De Vaugondy Map, Bayes d'Hudson et de Baffins, et Terre de Labrador...

De Vaugondy Map, Bayes d'Hudson et de Baffins, et Terre de Labrador...

$200.00

Robert de Vaugondy

Published 1749, Paris

Size: 6.5" X 6.5"

Description:


A rare and beautiful map of Hudson Bay, Baffin Island, Greenland, and Labrador.  The area depicted was of interest to Europeans because of the possibility of that it offered of a Northwest Passage to the Atlantic.  Although Vaugondy’s depiction links Greenland to Baffin Island, explorers would continue to focus their energies in the year’s to come on finding a river system near the Western and Southern reaches of Hudson’s Bay.

This map was originally issued in Robert de Vaugondy’s Atlas Portatif Unviversel et Militaire.

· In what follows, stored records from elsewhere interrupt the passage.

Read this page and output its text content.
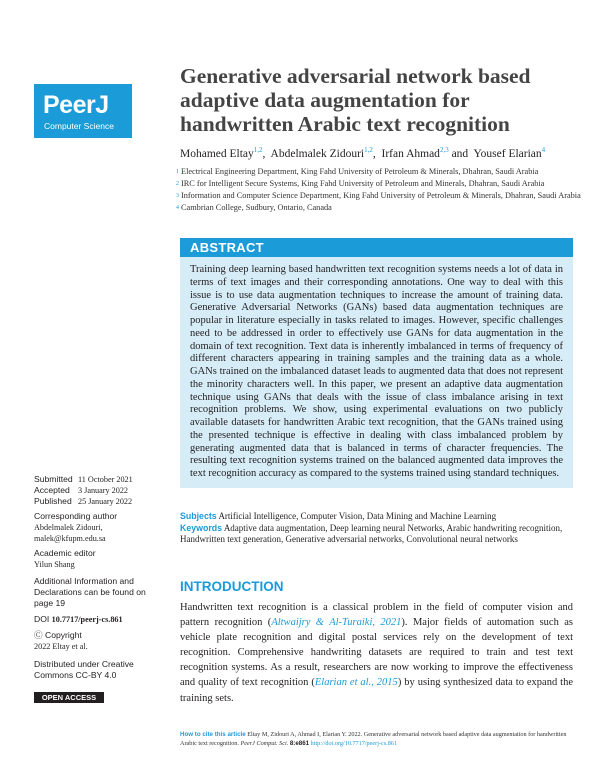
PeerJ
Computer Science
Generative adversarial network based
adaptive data augmentation for
handwritten Arabic text recognition
Mohamed Eltay$^{1,2}$,  Abdelmalek Zidouri$^{1,2}$,  Irfan Ahmad$^{2,3}$ and  Yousef Elarian$^4$
1 Electrical Engineering Department, King Fahd University of Petroleum & Minerals, Dhahran, Saudi Arabia
2 IRC for Intelligent Secure Systems, King Fahd University of Petroleum and Minerals, Dhahran, Saudi Arabia
3 Information and Computer Science Department, King Fahd University of Petroleum & Minerals, Dhahran, Saudi Arabia
4 Cambrian College, Sudbury, Ontario, Canada
ABSTRACT
Training deep learning based handwritten text recognition systems needs a lot of data in terms of text images and their corresponding annotations. One way to deal with this issue is to use data augmentation techniques to increase the amount of training data. Generative Adversarial Networks (GANs) based data augmentation techniques are popular in literature especially in tasks related to images. However, specific challenges need to be addressed in order to effectively use GANs for data augmentation in the domain of text recognition. Text data is inherently imbalanced in terms of frequency of different characters appearing in training samples and the training data as a whole. GANs trained on the imbalanced dataset leads to augmented data that does not represent the minority characters well. In this paper, we present an adaptive data augmentation technique using GANs that deals with the issue of class imbalance arising in text recognition problems. We show, using experimental evaluations on two publicly available datasets for handwritten Arabic text recognition, that the GANs trained using the presented technique is effective in dealing with class imbalanced problem by generating augmented data that is balanced in terms of character frequencies. The resulting text recognition systems trained on the balanced augmented data improves the text recognition accuracy as compared to the systems trained using standard techniques.
Submitted 11 October 2021
Accepted 3 January 2022
Published 25 January 2022
Corresponding author
Abdelmalek Zidouri,
malek@kfupm.edu.sa
Academic editor
Yilun Shang
Additional Information and Declarations can be found on page 19
DOI 10.7717/peerj-cs.861
Ⓒ Copyright
2022 Eltay et al.
Distributed under Creative Commons CC-BY 4.0
OPEN ACCESS
Subjects Artificial Intelligence, Computer Vision, Data Mining and Machine Learning
Keywords Adaptive data augmentation, Deep learning neural Networks, Arabic handwriting recognition, Handwritten text generation, Generative adversarial networks, Convolutional neural networks
INTRODUCTION
Handwritten text recognition is a classical problem in the field of computer vision and pattern recognition (Altwaijry & Al-Turaiki, 2021). Major fields of automation such as vehicle plate recognition and digital postal services rely on the development of text recognition. Comprehensive handwriting datasets are required to train and test text recognition systems. As a result, researchers are now working to improve the effectiveness and quality of text recognition (Elarian et al., 2015) by using synthesized data to expand the training sets.
How to cite this article Eltay M, Zidouri A, Ahmad I, Elarian Y. 2022. Generative adversarial network based adaptive data augmentation for handwritten Arabic text recognition. PeerJ Comput. Sci. 8:e861 http://doi.org/10.7717/peerj-cs.861
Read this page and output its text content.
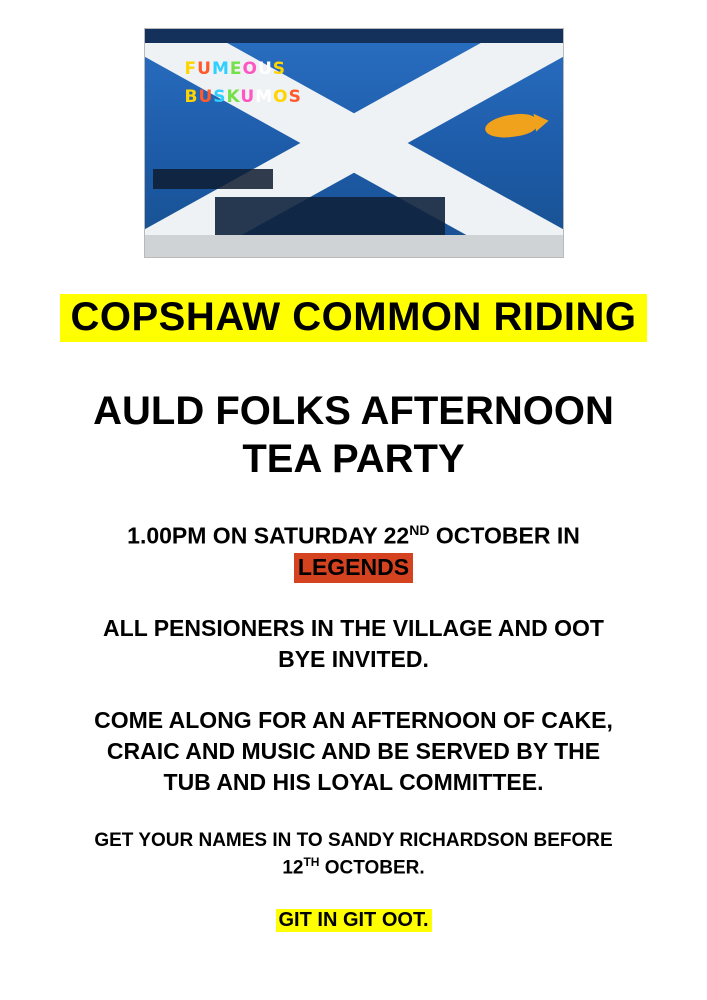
FUMEOUS
BUSKUMOS
COPSHAW COMMON RIDING
AULD FOLKS AFTERNOON
TEA PARTY
1.00PM ON SATURDAY 22ND OCTOBER IN
LEGENDS
ALL PENSIONERS IN THE VILLAGE AND OOT
BYE INVITED.
COME ALONG FOR AN AFTERNOON OF CAKE,
CRAIC AND MUSIC AND BE SERVED BY THE
TUB AND HIS LOYAL COMMITTEE.
GET YOUR NAMES IN TO SANDY RICHARDSON BEFORE
12TH OCTOBER.
GIT IN GIT OOT.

Robert de Vaugondy and other members of this illustrious family of mapmakers were one of the preeminent cartography firms of the eighteenth century.  The Vaugondy’s were in fact descendent of another family of great seventeenth-century French cartographers, that of Nicolas Sanson. Sanson is argued to have began the "French school of cartography," with its greater attention to scientific detail in lieu of superfluous decorations and  embellishments.  The Vaugondy’s are deemed to have started leaving their mark on cartography when Gilles Robert de Vaugondy inherited the firm from his uncle, Pierre Moullart-Sanson, in 1730 and then shortly thereafter purchased the estate of Hubert Jaillot, another important cartographer associated with the French school of cartography.